Il entend ici siphonner tant Mélenchon que Marine Le Pen, dont les partisans sont sociaux, mais aussi (voire surtout) patriotiques – républicains – nationalistes. Il pense pouvoir y arriver, car l'extrême-droite n'est pas parvenu à réaliser une synthèse idéologique néo-gaulliste.

Hollande est un « moderniste » et il est dans la même logique. Il avait ainsi annoncé que tous les revenus au-dessus de 1 million d'euro par an seront taxés à 75 % (mais bien évidemment seulement la partie au-dessus du million : si l'on gagne un million cent euros, on ne paiera 75% d'impôts que sur les cent euros).

Il s'était néanmoins rétracté pour les joueurs de football, entendant ne pas gâcher cet opium du peuple...

Cela appartient néanmoins à la même logique. Il n'est pas difficile justement de comprendre qu'avec ce genre d'initiatives de taxation des exilés fiscaux, ces mêmes exilés feront le cas échéant pleuvoir des billets de banque sur l'extrême-droite... Il est évident aussi que l'extrême-droite va tout faire pour apparaître comme le « camp de l'opposition » après les prochaines élections. Une scission de l'UMP apparaît ici comme inévitable, avec la frange conservatrice-nationaliste quittant le bateau libéral.

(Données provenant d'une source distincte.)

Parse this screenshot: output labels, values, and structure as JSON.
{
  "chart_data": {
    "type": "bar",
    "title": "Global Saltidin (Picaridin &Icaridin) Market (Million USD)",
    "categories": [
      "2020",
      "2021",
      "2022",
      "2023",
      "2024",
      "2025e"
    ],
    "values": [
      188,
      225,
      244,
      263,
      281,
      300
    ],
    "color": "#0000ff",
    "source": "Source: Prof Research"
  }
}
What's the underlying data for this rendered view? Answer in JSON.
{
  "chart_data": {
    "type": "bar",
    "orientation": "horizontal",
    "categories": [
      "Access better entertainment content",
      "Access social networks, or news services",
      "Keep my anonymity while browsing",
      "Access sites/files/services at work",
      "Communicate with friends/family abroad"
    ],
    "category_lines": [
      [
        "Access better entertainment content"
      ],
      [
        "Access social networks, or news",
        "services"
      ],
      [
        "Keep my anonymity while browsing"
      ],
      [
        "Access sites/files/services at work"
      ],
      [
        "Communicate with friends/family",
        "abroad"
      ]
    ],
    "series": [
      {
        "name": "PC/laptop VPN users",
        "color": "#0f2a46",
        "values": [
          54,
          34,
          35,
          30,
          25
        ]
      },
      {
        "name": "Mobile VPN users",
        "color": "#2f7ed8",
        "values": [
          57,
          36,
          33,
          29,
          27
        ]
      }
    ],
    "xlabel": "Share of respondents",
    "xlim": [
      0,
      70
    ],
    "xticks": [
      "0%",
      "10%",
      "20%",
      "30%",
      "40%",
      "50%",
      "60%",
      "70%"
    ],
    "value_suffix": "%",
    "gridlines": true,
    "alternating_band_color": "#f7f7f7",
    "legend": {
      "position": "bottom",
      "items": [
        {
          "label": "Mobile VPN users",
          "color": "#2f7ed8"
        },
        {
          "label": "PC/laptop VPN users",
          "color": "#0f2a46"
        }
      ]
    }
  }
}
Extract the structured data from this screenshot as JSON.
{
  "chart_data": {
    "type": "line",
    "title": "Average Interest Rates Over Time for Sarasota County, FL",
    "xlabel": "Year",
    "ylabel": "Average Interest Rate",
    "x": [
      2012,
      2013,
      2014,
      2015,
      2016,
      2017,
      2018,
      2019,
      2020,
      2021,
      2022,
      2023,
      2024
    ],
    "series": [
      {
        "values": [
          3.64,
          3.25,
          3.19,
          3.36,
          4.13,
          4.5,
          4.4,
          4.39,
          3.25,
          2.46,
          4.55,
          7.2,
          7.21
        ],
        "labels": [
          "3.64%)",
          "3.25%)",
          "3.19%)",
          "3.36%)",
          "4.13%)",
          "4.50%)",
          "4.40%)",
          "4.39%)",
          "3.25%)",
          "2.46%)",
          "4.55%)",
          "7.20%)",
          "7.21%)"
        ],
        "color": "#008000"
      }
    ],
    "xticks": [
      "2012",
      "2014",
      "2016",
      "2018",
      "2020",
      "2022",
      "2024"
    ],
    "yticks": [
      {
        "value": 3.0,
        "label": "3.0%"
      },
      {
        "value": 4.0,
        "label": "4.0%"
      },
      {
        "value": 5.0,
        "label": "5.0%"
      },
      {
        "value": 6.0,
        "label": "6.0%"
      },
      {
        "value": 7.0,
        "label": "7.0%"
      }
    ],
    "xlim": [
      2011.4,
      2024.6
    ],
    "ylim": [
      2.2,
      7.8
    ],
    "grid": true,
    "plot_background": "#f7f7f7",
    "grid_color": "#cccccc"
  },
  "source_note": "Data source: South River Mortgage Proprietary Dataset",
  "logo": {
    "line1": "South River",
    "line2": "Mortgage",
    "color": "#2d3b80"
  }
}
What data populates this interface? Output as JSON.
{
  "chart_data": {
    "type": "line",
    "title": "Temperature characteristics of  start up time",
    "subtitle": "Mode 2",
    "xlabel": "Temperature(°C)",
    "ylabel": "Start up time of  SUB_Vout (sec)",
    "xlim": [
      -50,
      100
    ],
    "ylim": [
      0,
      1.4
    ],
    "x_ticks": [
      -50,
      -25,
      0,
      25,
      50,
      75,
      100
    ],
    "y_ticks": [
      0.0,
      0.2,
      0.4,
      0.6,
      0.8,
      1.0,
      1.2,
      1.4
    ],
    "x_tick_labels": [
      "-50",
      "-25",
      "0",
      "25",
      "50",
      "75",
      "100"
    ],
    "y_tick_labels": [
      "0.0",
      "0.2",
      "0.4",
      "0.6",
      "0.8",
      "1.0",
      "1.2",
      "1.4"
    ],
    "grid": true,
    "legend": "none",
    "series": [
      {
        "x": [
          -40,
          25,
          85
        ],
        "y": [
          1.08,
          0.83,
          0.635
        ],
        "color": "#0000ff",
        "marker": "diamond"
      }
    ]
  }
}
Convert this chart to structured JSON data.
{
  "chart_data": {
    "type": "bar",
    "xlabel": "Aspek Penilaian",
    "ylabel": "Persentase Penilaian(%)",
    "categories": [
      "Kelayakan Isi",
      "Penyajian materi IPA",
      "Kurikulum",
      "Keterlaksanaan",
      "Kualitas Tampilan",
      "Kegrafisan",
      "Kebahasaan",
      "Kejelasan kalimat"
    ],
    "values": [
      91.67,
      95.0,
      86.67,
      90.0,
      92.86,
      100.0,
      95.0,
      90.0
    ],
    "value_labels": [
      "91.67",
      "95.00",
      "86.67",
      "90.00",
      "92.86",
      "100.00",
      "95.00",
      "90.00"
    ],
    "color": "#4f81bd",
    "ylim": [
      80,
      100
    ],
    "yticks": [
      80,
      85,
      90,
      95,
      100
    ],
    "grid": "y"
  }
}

Ce à quoi on assiste, c'est à un affrontement Sarkozy – Hollande qui est le dernier affrontement historique dans un cadre « républicain » traditionnel. Sarkozy le partisan du statu quo et Hollande le moderniste sont les derniers représentants historiques de la France qui n'a pas encore intégré en son for intérieur l'inéluctabilité et l'ampleur de la crise générale du capitalisme.